MMAG: Mixed Memory-Augmented Generation for Large Language Models Applications
This addresses the need for more coherent and human-aligned language agents in conversational AI applications, though it appears incremental as it builds on existing memory concepts.
The paper tackles the problem of large language models struggling with relevance, personalization, and continuity in extended interactions by introducing the Mixed Memory-Augmented Generation (MMAG) pattern, a framework with five memory layers, and demonstrates its implementation in the Heero conversational agent, which improves engagement and retention.
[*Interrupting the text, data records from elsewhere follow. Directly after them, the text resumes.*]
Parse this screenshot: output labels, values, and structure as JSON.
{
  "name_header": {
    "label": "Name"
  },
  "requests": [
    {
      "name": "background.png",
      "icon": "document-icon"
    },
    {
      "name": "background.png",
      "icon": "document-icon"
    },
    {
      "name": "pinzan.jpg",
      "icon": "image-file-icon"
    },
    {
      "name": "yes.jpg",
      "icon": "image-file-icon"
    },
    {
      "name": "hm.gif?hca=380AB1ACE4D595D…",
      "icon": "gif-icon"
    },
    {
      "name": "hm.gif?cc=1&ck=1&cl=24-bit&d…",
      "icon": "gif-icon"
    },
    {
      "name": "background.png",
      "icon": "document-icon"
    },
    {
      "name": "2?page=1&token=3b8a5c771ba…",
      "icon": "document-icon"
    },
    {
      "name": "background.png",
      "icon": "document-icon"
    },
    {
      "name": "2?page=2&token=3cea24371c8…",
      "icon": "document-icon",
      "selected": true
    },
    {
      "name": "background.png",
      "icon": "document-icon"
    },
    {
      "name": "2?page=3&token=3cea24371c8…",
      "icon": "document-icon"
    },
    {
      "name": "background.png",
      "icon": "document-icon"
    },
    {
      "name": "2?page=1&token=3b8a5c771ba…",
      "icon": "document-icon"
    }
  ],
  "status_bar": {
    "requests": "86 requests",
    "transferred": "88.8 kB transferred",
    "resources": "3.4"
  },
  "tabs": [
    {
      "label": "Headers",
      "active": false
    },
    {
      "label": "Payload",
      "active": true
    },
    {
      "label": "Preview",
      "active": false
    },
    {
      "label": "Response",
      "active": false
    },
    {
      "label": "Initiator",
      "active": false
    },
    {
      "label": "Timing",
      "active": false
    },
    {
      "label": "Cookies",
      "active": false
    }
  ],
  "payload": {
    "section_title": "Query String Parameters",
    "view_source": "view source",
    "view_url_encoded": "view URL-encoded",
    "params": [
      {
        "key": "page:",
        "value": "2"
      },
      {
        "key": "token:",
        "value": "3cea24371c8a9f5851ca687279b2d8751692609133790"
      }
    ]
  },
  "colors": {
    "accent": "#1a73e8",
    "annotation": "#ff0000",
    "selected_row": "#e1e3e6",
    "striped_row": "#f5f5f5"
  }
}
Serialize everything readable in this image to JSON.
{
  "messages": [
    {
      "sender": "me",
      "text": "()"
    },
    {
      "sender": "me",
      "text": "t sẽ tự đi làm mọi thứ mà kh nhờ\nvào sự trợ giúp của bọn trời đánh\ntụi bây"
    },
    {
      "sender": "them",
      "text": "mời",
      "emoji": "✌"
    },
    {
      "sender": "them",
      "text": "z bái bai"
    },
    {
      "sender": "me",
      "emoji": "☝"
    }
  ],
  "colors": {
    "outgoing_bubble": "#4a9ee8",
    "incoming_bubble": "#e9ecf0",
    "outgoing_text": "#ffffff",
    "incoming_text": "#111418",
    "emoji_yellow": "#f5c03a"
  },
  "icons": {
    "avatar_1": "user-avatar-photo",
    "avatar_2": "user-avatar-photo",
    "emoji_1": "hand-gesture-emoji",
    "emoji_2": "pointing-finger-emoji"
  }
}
Large Language Models (LLMs) excel at generating coherent text within a single prompt but fall short in sustaining relevance, personalization, and continuity across extended interactions. Human communication, however, relies on multiple forms of memory, from recalling past conversations to adapting to personal traits and situational context. This paper introduces the Mixed Memory-Augmented Generation (MMAG) pattern, a framework that organizes memory for LLM-based agents into five interacting layers: conversational, long-term user, episodic and event-linked, sensory and context-aware, and short-term working memory. Drawing inspiration from cognitive psychology, we map these layers to technical components and outline strategies for coordination, prioritization, and conflict resolution. We demonstrate the approach through its implementation in the Heero conversational agent, where encrypted long-term bios and conversational history already improve engagement and retention. We further discuss implementation concerns around storage, retrieval, privacy, and latency, and highlight open challenges. MMAG provides a foundation for building memory-rich language agents that are more coherent, proactive, and aligned with human needs.